Chaos, Fractals, and the Dripping Faucet

By Fsrcoin

Physicist Arthur Eddington said, “the Universe is not only stranger than we imagine, it’s stranger than we can imagine.”

Right off the bat are two possibilities: either it always existed, or had a beginning. Either one blows fuses in my brain. (Note: the God idea doesn’t help. The same problem applies to him.)

Mandelbrot

Which brings me to chaos.

Religionists imagine God organized creation from primordial chaos; in common parlance that word connotes a state of complete disorganization. But in science its meaning is more subtle, and much more interesting, as famously pioneered by mathematician Benoit Mandelbrot starting in the 1960s.

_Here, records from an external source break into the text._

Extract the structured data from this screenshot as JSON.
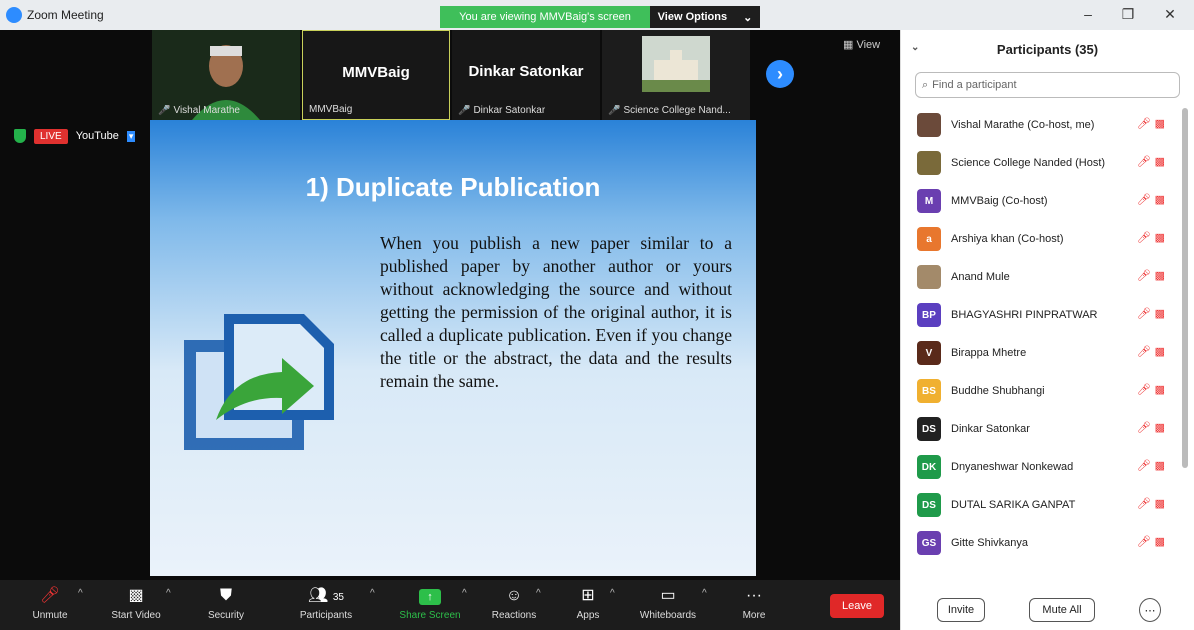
{
  "window": {
    "title": "Zoom Meeting",
    "viewing_banner": "You are viewing MMVBaig's screen",
    "view_options": "View Options",
    "minimize": "–",
    "maximize": "❐",
    "close": "✕"
  },
  "thumbnails": [
    {
      "big": "",
      "label": "Vishal Marathe",
      "muted": true,
      "photo": true
    },
    {
      "big": "MMVBaig",
      "label": "MMVBaig",
      "muted": false,
      "photo": false
    },
    {
      "big": "Dinkar Satonkar",
      "label": "Dinkar Satonkar",
      "muted": true,
      "photo": false
    },
    {
      "big": "",
      "label": "Science College Nand...",
      "muted": true,
      "photo": true
    }
  ],
  "view_label": "View",
  "live": {
    "badge": "LIVE",
    "platform": "YouTube"
  },
  "slide": {
    "title": "1) Duplicate Publication",
    "body": "When you publish a new paper similar to a published paper by another author or yours without acknowledging the source and without getting the permission of the original author, it is called a duplicate publication. Even if you change the title or the abstract, the data and the results remain the same."
  },
  "controls": {
    "unmute": "Unmute",
    "start_video": "Start Video",
    "security": "Security",
    "participants": "Participants",
    "participants_count": "35",
    "share_screen": "Share Screen",
    "reactions": "Reactions",
    "apps": "Apps",
    "whiteboards": "Whiteboards",
    "more": "More",
    "leave": "Leave"
  },
  "panel": {
    "title": "Participants (35)",
    "search_placeholder": "Find a participant",
    "participants": [
      {
        "initials": "",
        "name": "Vishal Marathe (Co-host, me)",
        "color": "#6b4a3a"
      },
      {
        "initials": "",
        "name": "Science College Nanded (Host)",
        "color": "#7a6a3a"
      },
      {
        "initials": "M",
        "name": "MMVBaig (Co-host)",
        "color": "#6a3fb0"
      },
      {
        "initials": "a",
        "name": "Arshiya khan (Co-host)",
        "color": "#e8772e"
      },
      {
        "initials": "",
        "name": "Anand Mule",
        "color": "#a38a6a"
      },
      {
        "initials": "BP",
        "name": "BHAGYASHRI PINPRATWAR",
        "color": "#5b3fc0"
      },
      {
        "initials": "V",
        "name": "Birappa Mhetre",
        "color": "#5a2a1a"
      },
      {
        "initials": "BS",
        "name": "Buddhe Shubhangi",
        "color": "#f0b030"
      },
      {
        "initials": "DS",
        "name": "Dinkar Satonkar",
        "color": "#222222"
      },
      {
        "initials": "DK",
        "name": "Dnyaneshwar Nonkewad",
        "color": "#1f9a4a"
      },
      {
        "initials": "DS",
        "name": "DUTAL SARIKA GANPAT",
        "color": "#1f9a4a"
      },
      {
        "initials": "GS",
        "name": "Gitte Shivkanya",
        "color": "#6a3fb0"
      }
    ],
    "invite": "Invite",
    "mute_all": "Mute All",
    "more": "⋯"
  }
}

Take the weather. It can’t be forecasted very far because there are so many interacting factors; a tiny change in one cascades into ever bigger changes over time. Thus the proverbial “butterfly effect” – one flapping its wings in Brazil can ultimately cause a storm in Canada.

Mandelbrot posed the seemingly simple question: how long is Britain’s coastline? But it’s not so simple. Measuring it on a map of course can’t account for all the little crenellations. You could take a yardstick and walk the coast, getting a much more accurate answer. But the coast between two ends of the yardstick is not exactly a straight line, so you’re under-measuring. A foot-ruler would do better, but still won’t capture irregularities within each foot. No matter how finely you measure, the true coastline will always be longer. (Does that mean it’s infinite?)

Coastline irregularities are a kind of seemingly patternless phenomenon found throughout existence. But Mandelbrot’s startling discovery was that there is a pattern. The kind of coastal irregularities you see on a world map are exactly replicated when you focus on a smaller area. No matter how small. And this paradigm of like patterns repeating at different scales of examination occurs again and again in nature. The word for this is fractal. It is order hidden within seeming randomness, seeming chaos.

Look at the illustration. No matter the scale, no matter how much you magnify, the pattern persists. If the picture reminds you of a snowflake, it should, because snowflake formation is a good example of the phenomenon.

Environmentalists romanticize a “balance of nature,” an ecosystem in harmonious equilibrium. It turns out no such thing exists. An ecosystem works like the weather, one small perturbation sending it on an unpredictable and quintessentially chaotic path.

Chaos can also affect a system close to your own heart. In fact, it is your heart. Its normally regular beating can sometimes become chaotic in the textbook sense. That calls for attention.

I read James Gleick’s book Chaos hoping for a better understanding. Frankly much of it was way too deep for me. But it described one illuminating experiment, conducted by Robert Shaw at the University of California at Santa Cruz. It involved the most mundane thing: a dripping faucet.

Shaw found that certain flow rates produced chaotic drips, with no regular intervals between them. Then all he did was measure those intervals and plot those numbers on a graph. Actually he used pairs of intervals to produce a graphing in three dimensions. Now, you might expect a truly random distribution, with the dots falling all over, patternlessly. But that’s not what Shaw found. The pattern of dots took on a distinct shape (“resembling loopy trails of smoke left by an out-of-control sky-writing plane”).

Strange attractor

A shape thusly revealed is called a “strange attractor.” I was puzzled by that term until I realized it’s as though the shape attracts the data points to itself, keeping them from falling elsewhere.

This is extremely weird. While the shape acts like a magnet for data points, of course a magnet is a physical object, but the “strange attractor” is not, it’s just a concept. So what is going on here? What makes the seemingly random, chaotic drip intervals form a certain distinct shape when graphed? The hand of God?

Of course not. Surely God wouldn’t bother to carefully regulate the dripping to produce the pattern. Yet it’s as if he did.

But why? That’s what I really wanted to understand. The book doesn’t tell me; Gleick writes as though the question never occurred to him. He even quotes John von Neumann: “The sciences do not try to explain, they hardly even try to interpret, they mainly make models . . . [which describe] observed phenomena.” In other words, science reveals what happens, but not why.

With all respect to the great von Neumann, I disagree. Why the Universe exists may be a meaningless question, but why Shaw’s faucet dripped the way it did is not. Another scientist Gleick quotes answered Einstein’s famous line by saying God does play dice with the Universe, and the dice are loaded; “the main objective of physics now is to find out by what rules were they loaded and how can we use them for our own ends.”

Science is humanity’s great quest for understanding. Through that understanding we can control our destiny. But that’s almost a mere side effect of the real motivation: we just want to know.